One policy solution to address the worker shortage, which NRF has long urged Congress to pursue, is the advancement of workable legal immigration policies that replenish the labor pool. NRF continues to support increasing the number of visas available for both low-skilled and high-skilled workers. Too many immigration bills in Congress include burdensome employer reporting and enforcement requirements. NRF supports immigration solutions that increase legal immigration without the requirements that make it legally perilous for employers to utilize the program. That includes providing permanent legal protections to “Dreamers,” individuals who entered the country as children without proper documentation.

China competition bill

After months of negotiations around a China competition bill, it appears Congress will move forward with the slimmed-down CHIPS-Plus bill instead of a larger joint package. This is unfortunately a missed opportunity to address a number of competition issues, including online marketplace transparency and trade policies that would provide economic relief.

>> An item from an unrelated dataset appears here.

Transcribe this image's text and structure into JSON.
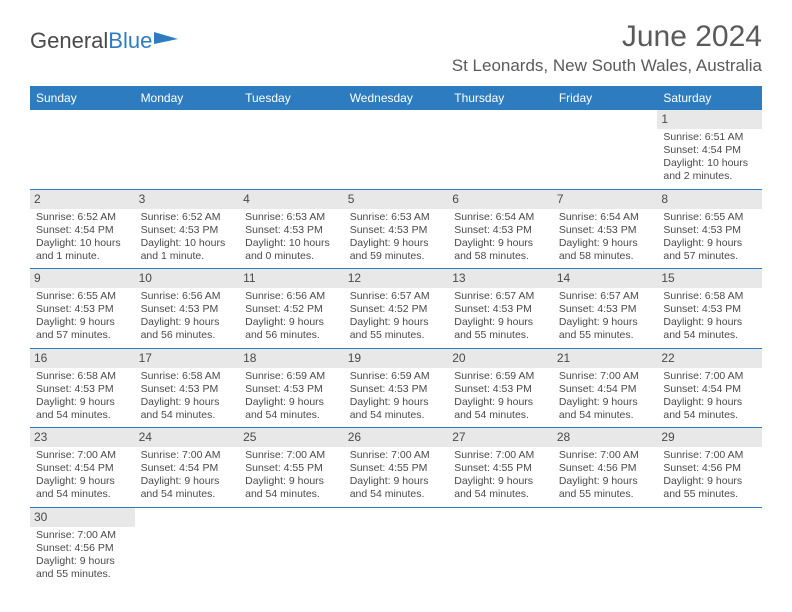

The House-passed America COMPETES Act – included the INFORM Consumers Act, which would provide clarity to consumers when shopping online by requiring marketplaces to verify the identity of high-volume third-party sellers and make identification and contact information of those sellers accessible to consumers. This information would also help law enforcement combat the rising incidence of organized retail crime.

In the Senate, the U.S. Innovation and Competition Act (USICA) contained a trade title with a number of key provisions, most notably, the creation of a fair and transparent Section 301 tariff exclusion process that would help alleviate the economic pressures American businesses and consumers are facing due to inflation. In addition, the Generalized System of Preferences (GSP) program and the Miscellaneous Tariff Bill (MTB) would have been reauthorized under the trade title. The two programs provide duty-relief on thousands of goods and expands product sourcing options.

Reconciliation

The Senate has renewed discussions around a limited reconciliation package. Although what is being negotiated is considerably slimmed down from the original $2 trillion package, it is critical that an increase to the corporate tax rate is not included.

The 21 percent corporate tax rate has allowed retailers to reinvest in key areas of their business, including workforces, stores and new innovative capabilities to match shifting consumer trends. An increase to the corporate tax rate would severely impact retailers already dealing with inflation and labor shortages.